Parkinson's disease was first formally described in modern times in "An Essay on the Shaking Palsy," published   in  1817 by a London physician named James Parkinson (1755-1824). James Parkinson  described the medical history of six individuals who had symptoms of the disease that eventually bore his name. Unusually for such a description, he did not actually examine all these patients himself but observed them on daily walks. The purpose of his essay was to document the symptoms of the disorder, which he described as  "Involuntary tremulous motion, with lessened muscular power, in parts not in action and even when supported; with a propensity to bend the trunk forwards, and to pass from a walking to a running pace : the senses and intellect being uninjured."  

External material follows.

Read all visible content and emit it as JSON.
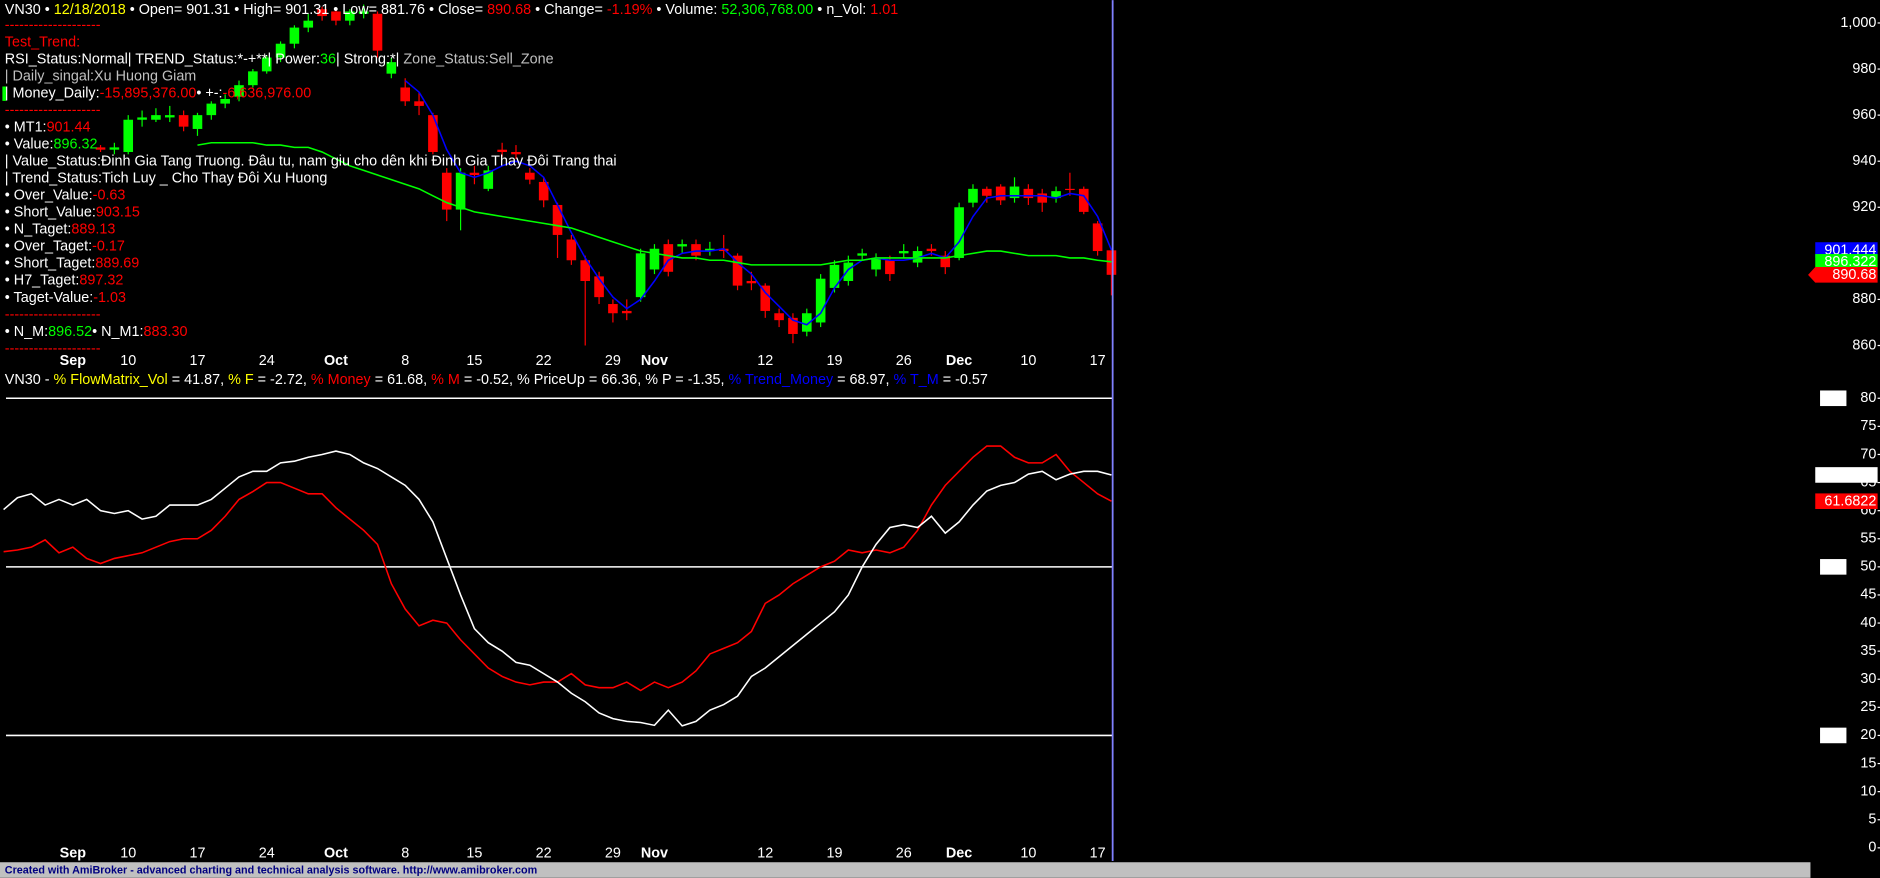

It was not until 1861 and 1862 that Jean-Martin Charcot (1825-1893) with Alfred Vulpian (1826-1887) added more symptoms to James Parkinson's clinical description  (Charcot and Vulpian, 1861, 1862) and then  subsequently confirmed James Parkinson's place in medical history by attaching the name Parkinson's Disease to the syndrome. Charcot added to the list of symptoms the mask face, various forms of contractions of hands and feet, akathesia as well as rigidity. It was quite difficult to understand from his description what was meant by referring to rigidity. It was only after Charcot gave a clinical lesson in 1868 that the difference became clear (Charcot, 1868). In 1867 Charcot introduced a treatment with the alkaloid drug hyoscine (or scopolamine) derived from the Datura plant, which was used until the advent of L-Dopa a century later. In 1876 Charcot described a patient suffering from Parkinson's disease in the absence of tremor, while rigidity was present. In this case there was no paralysis, so Charcot rejected the term paralysis agitans. Instead he suggested that the disease be referred to in future as Parkinson's disease.

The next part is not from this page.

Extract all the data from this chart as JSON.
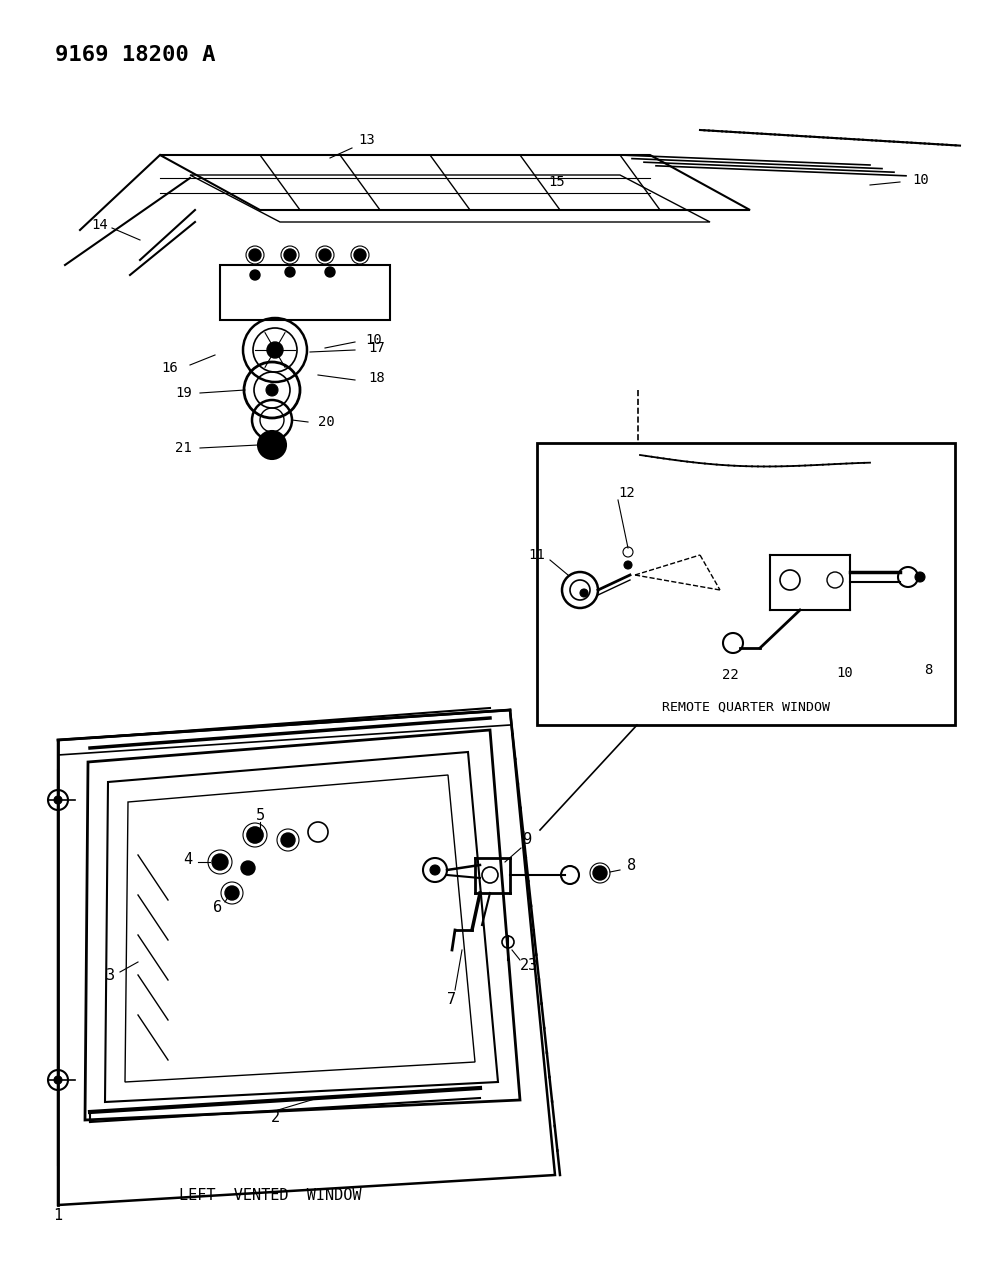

In 1868,  Jean-Martin Charcot wrote that the   French doctor Guillame Benjamin-Amand Duchenne   (1806-1875),   had reported a case in which he had cured paralysis agitans by application of galvanism. Duchenne had popularized the use of electrical means with his 1855 publication "On localized electrification, and on its application to pathology  and therapy". The Irish physician U.S.L.Butler also claimed in 1869 that it cured a patient of paralysis agitans. William Sanders had mentioned in his paper in 1865 that the application of "galvanism" was without benefit for his patient.  Hughlings Jackson, and William Gowers in 1893, who also tried it in paralysis agitans, were unstinting in their deprecation of the practice as "useless".  Despite this, electrical stimulation in Parkinson’s disease continued to be used for decades more. In the 1924 edition of his handbook on electrotherapy, Toby Cohn commented that "remarkable results could not be expected", and that what benefits he had seen were largely psychological. In his 1941 review of the "modern treatment of parkinsonism", Critchley specifically warned against electricity and other spurious claims of curing the disease.

The first specific attempt to treat Parkinsonism surgically was reported by Leriche in 1912, via section of the posterior roots. The method relieved tremor or rigidity. Delmas-Marsalet claimed success in the treatment of rigidity with lesions of the cerebellum. Improvements in tremor were subsequently achieved by cortectomy, but often at the price of other functional losses. Cordotomy was directed against unilateral tremor and rigidity, and associated with fewer side effects. Meyers reported in 1951 that sectioning of pallidofugal fibres achieved the best results for relieving tremor and rigidity, but most surgeons chose to undertake a more direct attack on the pallidum, with equal success and a lower fatality rate. The publication of the first stereotactic atlas of the human brain by Spiegel and Wycis in 1952 increased the popularity of stereotactic surgery. The thalamus gradually became the preferred target, as the impact on tremor was greater and the operation was safer. By 1969, only 15% of patients were suitable for stereotactic operations, but up to 90% of those could expect relief from tremor and rigidity. After a sharp decline in stereotactic surgery, thalamotomy was revived in the 1970's for patients whose tremor was not helped by L-dopa. Laitinen and colleagues resumed operations on the medial pallidum in 1985.